6.2 Les Propriocepteurs Desmodontaux : L’Intelligence Occlusale
Le desmodonte est bien plus qu’un simple amortisseur mécanique. Ses capteurs proprioceptifs sont capables de détecter :
- Une surépaisseur de 1 à 3/100 de mm (Kawamura, 1973)
- Une surpression de l’ordre du gramme
Cette sensibilité exceptionnelle est directionnelle : les forces tangentielles sont mieux perçues que les forces axiales.
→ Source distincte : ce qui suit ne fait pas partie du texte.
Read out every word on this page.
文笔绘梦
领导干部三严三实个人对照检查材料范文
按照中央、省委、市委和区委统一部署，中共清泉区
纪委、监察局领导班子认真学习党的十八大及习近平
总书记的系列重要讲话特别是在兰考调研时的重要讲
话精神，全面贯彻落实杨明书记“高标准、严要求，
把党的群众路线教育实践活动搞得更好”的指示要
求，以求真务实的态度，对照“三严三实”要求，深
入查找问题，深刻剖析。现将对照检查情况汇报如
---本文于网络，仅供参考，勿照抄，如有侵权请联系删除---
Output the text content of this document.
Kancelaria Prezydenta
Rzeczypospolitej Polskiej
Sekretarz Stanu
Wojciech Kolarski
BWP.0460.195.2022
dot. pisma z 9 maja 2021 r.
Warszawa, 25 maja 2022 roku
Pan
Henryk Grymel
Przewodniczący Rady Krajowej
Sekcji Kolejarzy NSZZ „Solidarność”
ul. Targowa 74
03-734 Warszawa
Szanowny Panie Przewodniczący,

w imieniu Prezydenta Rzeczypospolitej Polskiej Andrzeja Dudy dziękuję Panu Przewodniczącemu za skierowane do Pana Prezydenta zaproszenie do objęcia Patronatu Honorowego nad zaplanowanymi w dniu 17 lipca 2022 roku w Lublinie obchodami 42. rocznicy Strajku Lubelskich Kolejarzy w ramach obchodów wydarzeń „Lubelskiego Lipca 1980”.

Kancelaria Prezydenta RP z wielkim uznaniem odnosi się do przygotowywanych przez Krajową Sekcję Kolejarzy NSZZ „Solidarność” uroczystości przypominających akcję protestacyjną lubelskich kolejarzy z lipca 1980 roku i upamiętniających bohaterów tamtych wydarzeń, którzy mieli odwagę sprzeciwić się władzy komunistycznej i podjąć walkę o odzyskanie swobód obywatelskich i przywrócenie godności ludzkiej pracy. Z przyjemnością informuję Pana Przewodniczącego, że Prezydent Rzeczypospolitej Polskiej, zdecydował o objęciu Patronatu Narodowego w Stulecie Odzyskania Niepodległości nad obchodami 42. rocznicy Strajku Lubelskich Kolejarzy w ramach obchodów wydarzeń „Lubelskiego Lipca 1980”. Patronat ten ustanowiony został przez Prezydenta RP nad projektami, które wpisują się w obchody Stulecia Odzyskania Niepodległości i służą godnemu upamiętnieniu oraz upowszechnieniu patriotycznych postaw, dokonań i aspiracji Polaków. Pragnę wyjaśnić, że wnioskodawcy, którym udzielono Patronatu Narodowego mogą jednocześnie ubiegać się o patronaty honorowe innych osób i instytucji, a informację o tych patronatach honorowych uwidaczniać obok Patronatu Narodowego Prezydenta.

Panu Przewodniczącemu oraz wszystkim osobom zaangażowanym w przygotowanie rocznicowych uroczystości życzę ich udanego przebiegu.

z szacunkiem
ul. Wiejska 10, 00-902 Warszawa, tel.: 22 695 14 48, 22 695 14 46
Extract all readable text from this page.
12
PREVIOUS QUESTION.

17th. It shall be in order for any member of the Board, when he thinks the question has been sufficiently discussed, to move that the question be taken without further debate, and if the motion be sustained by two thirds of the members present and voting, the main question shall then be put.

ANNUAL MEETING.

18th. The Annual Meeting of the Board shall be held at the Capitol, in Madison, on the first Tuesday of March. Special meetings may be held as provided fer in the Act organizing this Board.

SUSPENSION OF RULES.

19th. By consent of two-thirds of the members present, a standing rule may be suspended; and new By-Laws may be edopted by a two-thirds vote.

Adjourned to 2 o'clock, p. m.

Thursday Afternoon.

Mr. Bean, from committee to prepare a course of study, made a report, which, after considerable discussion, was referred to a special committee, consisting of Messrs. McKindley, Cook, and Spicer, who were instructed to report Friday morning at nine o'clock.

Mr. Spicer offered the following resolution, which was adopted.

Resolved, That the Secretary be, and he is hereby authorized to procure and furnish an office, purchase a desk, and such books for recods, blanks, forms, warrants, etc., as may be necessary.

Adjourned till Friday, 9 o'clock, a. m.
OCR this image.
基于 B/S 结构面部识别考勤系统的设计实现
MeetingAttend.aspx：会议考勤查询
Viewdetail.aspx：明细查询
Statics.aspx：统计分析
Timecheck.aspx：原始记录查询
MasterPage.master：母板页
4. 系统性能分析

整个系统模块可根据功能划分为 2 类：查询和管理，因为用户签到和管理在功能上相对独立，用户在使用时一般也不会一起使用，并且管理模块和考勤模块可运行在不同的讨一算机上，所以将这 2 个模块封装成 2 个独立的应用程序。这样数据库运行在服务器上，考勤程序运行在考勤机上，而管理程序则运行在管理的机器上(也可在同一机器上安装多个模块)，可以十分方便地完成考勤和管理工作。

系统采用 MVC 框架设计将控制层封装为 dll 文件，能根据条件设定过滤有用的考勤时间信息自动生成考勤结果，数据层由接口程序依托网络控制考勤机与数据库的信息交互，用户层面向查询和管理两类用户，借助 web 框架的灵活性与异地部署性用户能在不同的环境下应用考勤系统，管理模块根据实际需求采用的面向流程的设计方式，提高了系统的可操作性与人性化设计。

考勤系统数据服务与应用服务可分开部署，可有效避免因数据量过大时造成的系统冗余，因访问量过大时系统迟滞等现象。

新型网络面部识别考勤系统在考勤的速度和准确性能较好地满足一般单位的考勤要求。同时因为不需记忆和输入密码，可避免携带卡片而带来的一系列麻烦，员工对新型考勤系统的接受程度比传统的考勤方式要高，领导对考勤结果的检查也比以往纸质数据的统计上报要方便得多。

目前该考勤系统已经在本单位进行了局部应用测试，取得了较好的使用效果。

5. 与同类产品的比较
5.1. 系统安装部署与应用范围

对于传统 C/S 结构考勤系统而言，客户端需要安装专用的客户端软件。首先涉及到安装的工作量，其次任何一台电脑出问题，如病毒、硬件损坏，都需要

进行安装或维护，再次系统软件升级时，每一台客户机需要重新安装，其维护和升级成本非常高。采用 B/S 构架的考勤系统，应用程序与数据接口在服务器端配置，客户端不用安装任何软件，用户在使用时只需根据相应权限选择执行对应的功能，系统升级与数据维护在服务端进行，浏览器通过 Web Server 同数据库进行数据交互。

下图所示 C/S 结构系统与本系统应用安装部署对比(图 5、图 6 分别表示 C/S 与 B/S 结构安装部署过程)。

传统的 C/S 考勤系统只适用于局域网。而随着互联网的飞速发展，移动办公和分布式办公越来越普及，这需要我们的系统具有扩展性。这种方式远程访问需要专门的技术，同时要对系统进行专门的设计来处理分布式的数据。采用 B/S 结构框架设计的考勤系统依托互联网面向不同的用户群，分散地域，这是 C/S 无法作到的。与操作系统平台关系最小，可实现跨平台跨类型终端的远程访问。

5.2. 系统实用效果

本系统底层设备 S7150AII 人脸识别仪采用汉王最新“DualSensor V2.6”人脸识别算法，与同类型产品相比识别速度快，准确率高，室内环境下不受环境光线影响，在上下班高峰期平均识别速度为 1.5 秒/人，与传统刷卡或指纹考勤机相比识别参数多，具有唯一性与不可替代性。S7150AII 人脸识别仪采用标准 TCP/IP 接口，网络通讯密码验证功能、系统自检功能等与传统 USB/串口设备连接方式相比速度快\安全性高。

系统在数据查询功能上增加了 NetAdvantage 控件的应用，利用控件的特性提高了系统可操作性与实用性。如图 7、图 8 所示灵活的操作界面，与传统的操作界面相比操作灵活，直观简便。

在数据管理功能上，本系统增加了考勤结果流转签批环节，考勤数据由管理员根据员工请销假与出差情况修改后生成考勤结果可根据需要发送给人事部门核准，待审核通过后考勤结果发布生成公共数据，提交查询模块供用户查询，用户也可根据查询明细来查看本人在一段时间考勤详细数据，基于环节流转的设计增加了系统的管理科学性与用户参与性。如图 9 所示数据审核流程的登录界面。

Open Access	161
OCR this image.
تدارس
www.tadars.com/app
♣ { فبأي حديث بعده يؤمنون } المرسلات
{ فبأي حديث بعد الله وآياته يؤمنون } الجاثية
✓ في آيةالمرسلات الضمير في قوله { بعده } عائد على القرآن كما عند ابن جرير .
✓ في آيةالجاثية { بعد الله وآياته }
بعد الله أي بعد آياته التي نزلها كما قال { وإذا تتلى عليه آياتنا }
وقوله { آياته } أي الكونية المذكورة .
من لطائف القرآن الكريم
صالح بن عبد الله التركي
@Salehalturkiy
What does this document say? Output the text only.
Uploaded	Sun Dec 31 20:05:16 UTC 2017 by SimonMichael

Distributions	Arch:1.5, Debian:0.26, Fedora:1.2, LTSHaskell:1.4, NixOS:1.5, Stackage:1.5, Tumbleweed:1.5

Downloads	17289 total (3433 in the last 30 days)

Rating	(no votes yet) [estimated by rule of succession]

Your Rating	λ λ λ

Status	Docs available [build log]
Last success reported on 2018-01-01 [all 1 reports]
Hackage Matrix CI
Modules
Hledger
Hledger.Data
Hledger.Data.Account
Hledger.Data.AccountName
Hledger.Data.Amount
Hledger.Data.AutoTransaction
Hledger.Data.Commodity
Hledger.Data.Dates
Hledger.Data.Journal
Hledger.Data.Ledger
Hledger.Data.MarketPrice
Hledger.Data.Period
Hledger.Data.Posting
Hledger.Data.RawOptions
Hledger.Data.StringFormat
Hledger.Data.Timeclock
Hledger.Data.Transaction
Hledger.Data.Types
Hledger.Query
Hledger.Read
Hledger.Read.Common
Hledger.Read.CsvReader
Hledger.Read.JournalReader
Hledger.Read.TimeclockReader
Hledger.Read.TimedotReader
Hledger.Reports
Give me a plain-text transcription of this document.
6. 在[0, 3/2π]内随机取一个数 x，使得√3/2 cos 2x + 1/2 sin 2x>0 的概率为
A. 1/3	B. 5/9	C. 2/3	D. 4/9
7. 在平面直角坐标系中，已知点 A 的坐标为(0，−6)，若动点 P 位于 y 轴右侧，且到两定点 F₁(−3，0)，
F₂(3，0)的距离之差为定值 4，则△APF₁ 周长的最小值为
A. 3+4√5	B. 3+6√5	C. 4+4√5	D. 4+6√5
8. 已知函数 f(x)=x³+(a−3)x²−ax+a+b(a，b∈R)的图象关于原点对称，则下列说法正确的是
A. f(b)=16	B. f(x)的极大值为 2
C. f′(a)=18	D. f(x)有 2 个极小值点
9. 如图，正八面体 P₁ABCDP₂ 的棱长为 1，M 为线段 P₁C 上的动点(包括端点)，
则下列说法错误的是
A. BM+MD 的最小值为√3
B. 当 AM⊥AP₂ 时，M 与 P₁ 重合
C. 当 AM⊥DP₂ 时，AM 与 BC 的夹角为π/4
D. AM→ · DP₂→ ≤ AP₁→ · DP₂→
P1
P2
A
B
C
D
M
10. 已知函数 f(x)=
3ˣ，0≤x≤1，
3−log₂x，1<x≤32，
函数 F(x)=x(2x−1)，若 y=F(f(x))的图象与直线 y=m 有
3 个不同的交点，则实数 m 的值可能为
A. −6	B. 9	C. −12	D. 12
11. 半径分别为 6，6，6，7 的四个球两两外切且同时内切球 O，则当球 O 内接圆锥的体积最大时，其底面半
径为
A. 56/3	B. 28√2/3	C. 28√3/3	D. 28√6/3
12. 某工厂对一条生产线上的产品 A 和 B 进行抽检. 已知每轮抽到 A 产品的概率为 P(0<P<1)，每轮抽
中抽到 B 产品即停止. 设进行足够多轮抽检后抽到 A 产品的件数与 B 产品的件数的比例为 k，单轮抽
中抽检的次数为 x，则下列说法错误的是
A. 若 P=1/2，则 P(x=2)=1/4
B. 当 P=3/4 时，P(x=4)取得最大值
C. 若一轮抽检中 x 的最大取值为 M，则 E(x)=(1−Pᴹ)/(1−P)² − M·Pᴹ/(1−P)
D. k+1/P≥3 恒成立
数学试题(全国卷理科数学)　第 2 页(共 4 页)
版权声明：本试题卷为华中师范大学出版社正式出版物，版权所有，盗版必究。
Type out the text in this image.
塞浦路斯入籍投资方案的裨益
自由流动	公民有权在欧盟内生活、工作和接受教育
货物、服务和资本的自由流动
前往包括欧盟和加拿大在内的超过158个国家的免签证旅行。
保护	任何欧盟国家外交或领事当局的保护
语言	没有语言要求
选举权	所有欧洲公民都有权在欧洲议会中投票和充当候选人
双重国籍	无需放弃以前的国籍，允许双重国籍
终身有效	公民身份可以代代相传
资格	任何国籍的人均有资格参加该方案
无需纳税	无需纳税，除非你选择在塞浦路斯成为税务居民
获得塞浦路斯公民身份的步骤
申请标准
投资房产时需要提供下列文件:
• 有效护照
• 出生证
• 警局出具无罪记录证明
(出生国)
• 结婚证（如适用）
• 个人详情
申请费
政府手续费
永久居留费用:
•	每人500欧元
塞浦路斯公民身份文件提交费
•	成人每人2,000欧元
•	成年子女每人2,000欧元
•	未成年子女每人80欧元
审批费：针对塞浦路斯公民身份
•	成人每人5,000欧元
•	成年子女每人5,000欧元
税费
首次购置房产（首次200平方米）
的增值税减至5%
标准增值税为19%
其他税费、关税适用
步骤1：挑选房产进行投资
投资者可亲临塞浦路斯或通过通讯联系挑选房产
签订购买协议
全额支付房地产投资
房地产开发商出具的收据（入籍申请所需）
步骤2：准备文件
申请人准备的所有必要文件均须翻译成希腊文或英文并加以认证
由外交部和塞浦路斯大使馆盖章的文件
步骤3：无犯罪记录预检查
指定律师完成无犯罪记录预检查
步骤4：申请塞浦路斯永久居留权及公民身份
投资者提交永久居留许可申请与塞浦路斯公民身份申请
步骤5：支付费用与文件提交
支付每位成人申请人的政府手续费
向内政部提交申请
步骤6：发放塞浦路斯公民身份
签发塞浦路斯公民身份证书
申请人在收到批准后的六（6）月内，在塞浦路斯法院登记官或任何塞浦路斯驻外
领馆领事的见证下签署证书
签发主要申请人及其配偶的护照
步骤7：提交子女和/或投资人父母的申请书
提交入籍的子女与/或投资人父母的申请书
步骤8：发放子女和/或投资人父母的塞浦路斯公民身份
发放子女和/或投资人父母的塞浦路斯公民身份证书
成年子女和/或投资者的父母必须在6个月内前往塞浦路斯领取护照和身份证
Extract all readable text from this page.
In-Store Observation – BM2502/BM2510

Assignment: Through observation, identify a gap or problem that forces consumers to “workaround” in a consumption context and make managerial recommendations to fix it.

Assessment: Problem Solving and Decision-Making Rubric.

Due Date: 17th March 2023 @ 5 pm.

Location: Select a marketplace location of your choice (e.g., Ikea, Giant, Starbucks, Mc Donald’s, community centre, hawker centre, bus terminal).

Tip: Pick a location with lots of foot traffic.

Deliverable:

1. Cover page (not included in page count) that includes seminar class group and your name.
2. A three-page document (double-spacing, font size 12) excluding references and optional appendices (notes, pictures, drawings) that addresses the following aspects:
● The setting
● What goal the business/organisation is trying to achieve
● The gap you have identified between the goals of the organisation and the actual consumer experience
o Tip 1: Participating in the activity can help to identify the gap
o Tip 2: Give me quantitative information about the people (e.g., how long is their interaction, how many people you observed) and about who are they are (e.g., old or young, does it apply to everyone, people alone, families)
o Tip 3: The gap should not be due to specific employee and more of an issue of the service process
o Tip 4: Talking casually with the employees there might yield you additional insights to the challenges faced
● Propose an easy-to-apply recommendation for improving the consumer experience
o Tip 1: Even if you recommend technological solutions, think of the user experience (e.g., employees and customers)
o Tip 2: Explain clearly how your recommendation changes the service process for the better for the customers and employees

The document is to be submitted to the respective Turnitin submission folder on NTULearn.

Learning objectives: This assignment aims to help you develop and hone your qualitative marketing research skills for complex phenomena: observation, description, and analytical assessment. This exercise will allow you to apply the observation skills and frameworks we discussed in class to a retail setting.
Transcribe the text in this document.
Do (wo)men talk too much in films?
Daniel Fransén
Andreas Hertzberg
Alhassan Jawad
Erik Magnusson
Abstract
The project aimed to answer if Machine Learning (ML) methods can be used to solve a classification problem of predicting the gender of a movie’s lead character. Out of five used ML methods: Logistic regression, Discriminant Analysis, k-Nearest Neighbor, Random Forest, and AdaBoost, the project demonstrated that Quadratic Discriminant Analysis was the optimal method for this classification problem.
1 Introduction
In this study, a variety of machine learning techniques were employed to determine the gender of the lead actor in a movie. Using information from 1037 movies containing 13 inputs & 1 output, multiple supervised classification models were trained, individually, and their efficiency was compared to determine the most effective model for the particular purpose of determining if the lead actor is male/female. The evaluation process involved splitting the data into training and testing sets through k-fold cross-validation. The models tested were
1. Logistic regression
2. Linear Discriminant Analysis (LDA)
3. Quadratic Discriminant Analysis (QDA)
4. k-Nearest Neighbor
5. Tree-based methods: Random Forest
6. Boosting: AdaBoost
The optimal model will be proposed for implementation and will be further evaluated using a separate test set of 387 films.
Les propriocepteurs du secteur antérieur sont particulièrement réactifs, déclenchant des réflexes d’évitement nociceptifs dès qu’une surcharge est détectée.
Ce mécanisme de biofeedback explique pourquoi toute restauration prothétique légèrement “haute” est immédiatement perçue par le patient et doit être ajustée.
7. Physiologie de l’Occlusion : Les Trois Fonctions Occlusales
La physiologie occlusale s’organise autour de trois fonctions complémentaires et indissociables :
7.1 Fonction de Calage
L’occlusion stabilise chaque couple dentaire antagoniste et, globalement, la position de la mandibule. Sans calage postérieur suffisant, la mandibule “chute” en rotation, provoquant une diminution de la dimension verticale d’occlusion (DVO) avec des conséquences esthétiques et fonctionnelles importantes.
7.2 Fonction de Centrage
L’occlusion doit positionner la mandibule dans une relation centrée (RC) — position orthopédiquement stable, non contraignante sur le plan musculo-articulaire. Idéalement, la position d’OIM coïncide avec la RC ou n’en est séparée que d’un glissement minimal (< 1 mm).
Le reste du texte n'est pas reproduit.